Patient Name: Rodriguez, Mara
ID Number: 65588
Examination Date: August 29, 20xx

This 43-year-old female presents with subcostal pain and episodes of gross (visible to the naked eye) hematuria. She was seen in the ER approximately 3 weeks ago for similar symptoms. At that time a renal ultrasound was performed. It showed no evidence of hydronephrosis or renal mass. Today patient complains of some nausea and vomiting. She denies fever, chills, dysuria, or frequency. There is no previous history of urinary tract infections, calculus formation, or genitourinary (reproductive and urinary system) surgery.

On physical examination, the abdomen appears relatively soft but diffusely tender (not limited to one location), particularly in the left upper and left lower quadrants. Some guarding was noted with no clearly elicited rebound tenderness. (When the areas were palpated, no rebound tenderness occurred when the physician's palpating hand was withdrawn.) Urinalysis today shows 6–10 erythrocytes (red blood cells) per high power field.
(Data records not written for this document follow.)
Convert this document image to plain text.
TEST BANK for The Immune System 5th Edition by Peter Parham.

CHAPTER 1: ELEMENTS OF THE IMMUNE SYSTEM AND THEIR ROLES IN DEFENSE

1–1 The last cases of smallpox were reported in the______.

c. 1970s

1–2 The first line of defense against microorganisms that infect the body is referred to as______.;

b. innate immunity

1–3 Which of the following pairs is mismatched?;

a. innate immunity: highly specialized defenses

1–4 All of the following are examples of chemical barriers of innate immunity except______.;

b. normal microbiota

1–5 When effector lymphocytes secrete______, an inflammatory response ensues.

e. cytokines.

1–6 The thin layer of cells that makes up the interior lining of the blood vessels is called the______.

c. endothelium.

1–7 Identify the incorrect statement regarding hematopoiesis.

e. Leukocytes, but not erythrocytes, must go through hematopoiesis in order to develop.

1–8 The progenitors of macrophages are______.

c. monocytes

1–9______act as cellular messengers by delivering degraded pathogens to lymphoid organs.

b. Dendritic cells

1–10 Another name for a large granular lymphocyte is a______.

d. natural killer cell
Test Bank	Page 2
There is no suggestion of infection with leukocytes or bacteria.

The etiology of the pain remains unclear, although possibilities include a calculus, cholecystitis (inflammation of the gallbladder), or ovarian cyst. With absence of obstruction on the renal ultrasound, the cause of pain is not suggestive of a stone. Negative urinalysis also mitigates against pyelonephritis, and the pain is clearly abdominal. The etiology of the gross hematuria remains unclear.

A surgical consultation for further evaluation of the abdomen is advised.